Tangan besar yang biasa melindungi kini menggenggam erat tangan mungil itu untuk terakhir kalinya sebelum masuk kelas. Tatapan mata Ayah menyiratkan ribuan doa: “Pergilah, nak. Belajarlah yang rajin. Ayah selalu ada di belakangmu.” Bagi Ayah, melepas anak masuk sekolah adalah tanda bahwa buah hatinya telah tumbuh, dan tugas mendampingi kini mulai berbagi dengan guru dan lingkungan baru.
“Rasanya baru kemarin aku gendong dia pulang dari bidan, hari ini aku yang menuntunnya menuju gerbang masa depan. Senang hatiku tak terlukiskan, tapi jujur, ada sesak yang kurasa di dada. Aku tak ingin dia takut, jadi aku harus terlihat kuat,” ungkap seorang Ayah dengan suara bergetar, berusaha menyembunyikan kaca di matanya.

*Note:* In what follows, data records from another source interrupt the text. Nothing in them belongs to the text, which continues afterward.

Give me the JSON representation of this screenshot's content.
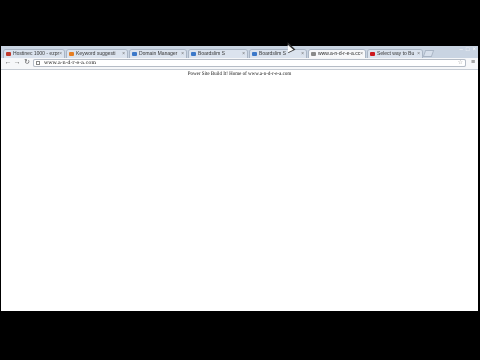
{
  "browser": {
    "tabs": [
      {
        "label": "Hostinec 1000 - ezpr",
        "active": false,
        "favicon_color": "#c0392b"
      },
      {
        "label": "Keyword suggesti",
        "active": false,
        "favicon_color": "#e67e22"
      },
      {
        "label": "Domain Manager",
        "active": false,
        "favicon_color": "#3b78c9"
      },
      {
        "label": "Boardslim S",
        "active": false,
        "favicon_color": "#3b78c9"
      },
      {
        "label": "Boardslim S",
        "active": false,
        "favicon_color": "#3b78c9"
      },
      {
        "label": "www.a-n-d-r-e-a.cc",
        "active": true,
        "favicon_color": "#8a8a8a"
      },
      {
        "label": "Select way to Bu",
        "active": false,
        "favicon_color": "#cc181e"
      }
    ],
    "address": "www.a-n-d-r-e-a.com"
  },
  "page": {
    "text": "Power Site Build It! Home of www.a-n-d-r-e-a.com"
  }
}
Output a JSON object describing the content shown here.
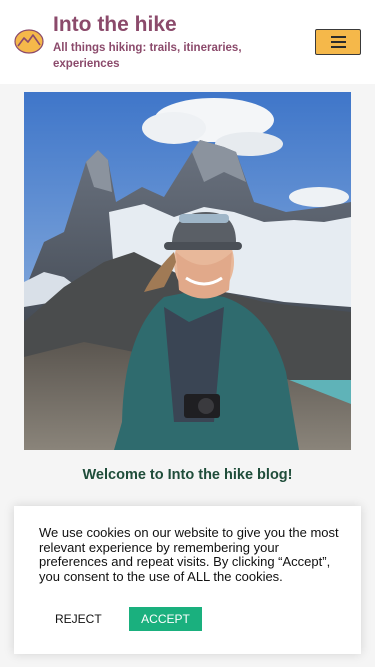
{
  "header": {
    "title": "Into the hike",
    "tagline": "All things hiking: trails, itineraries, experiences",
    "logo_icon": "mountain-logo-icon",
    "menu_icon": "hamburger-menu-icon"
  },
  "hero": {
    "image": "photo of a smiling hiker in a teal jacket and cap in front of jagged snowy mountain peaks"
  },
  "main": {
    "welcome": "Welcome to Into the hike blog!"
  },
  "cookie_banner": {
    "text": "We use cookies on our website to give you the most relevant experience by remembering your preferences and repeat visits. By clicking “Accept”, you consent to the use of ALL the cookies.",
    "reject_label": "REJECT",
    "accept_label": "ACCEPT"
  },
  "colors": {
    "brand": "#8b4a6b",
    "menu_button": "#f5b84a",
    "accept_button": "#1ab07e",
    "welcome_text": "#1f4d3a"
  }
}
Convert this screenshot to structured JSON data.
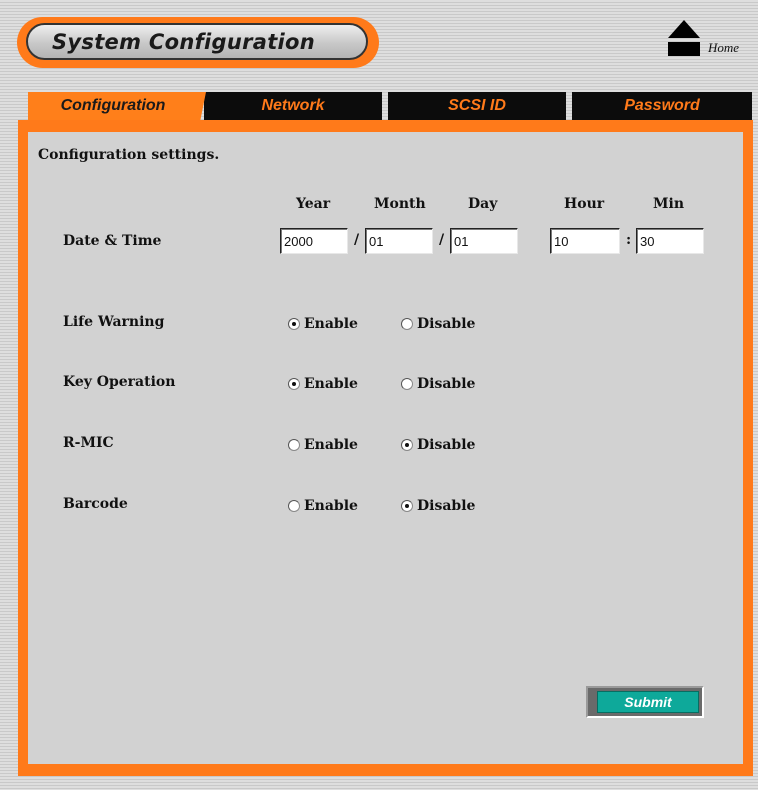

Ayah adalah benteng yang tak boleh goyah. Namun hari ini, benteng itu pun meleleh karena rasa syukur dan cinta yang mendalam. Setiap langkah kecil anak yang menjauh menuju ruang kelas, adalah bukti bahwa kasih sayang seorang Ayah tak kenal lelah, rela melepas kebersamaan demi melihat sang buah hati terbang tinggi menggapai cita-cita.
Selamat berjuang menuntut ilmu, anakku. Dan terima kasih, Ayah, yang hari ini berdiri paling gagah demi melepas langkah awal masa depan kami.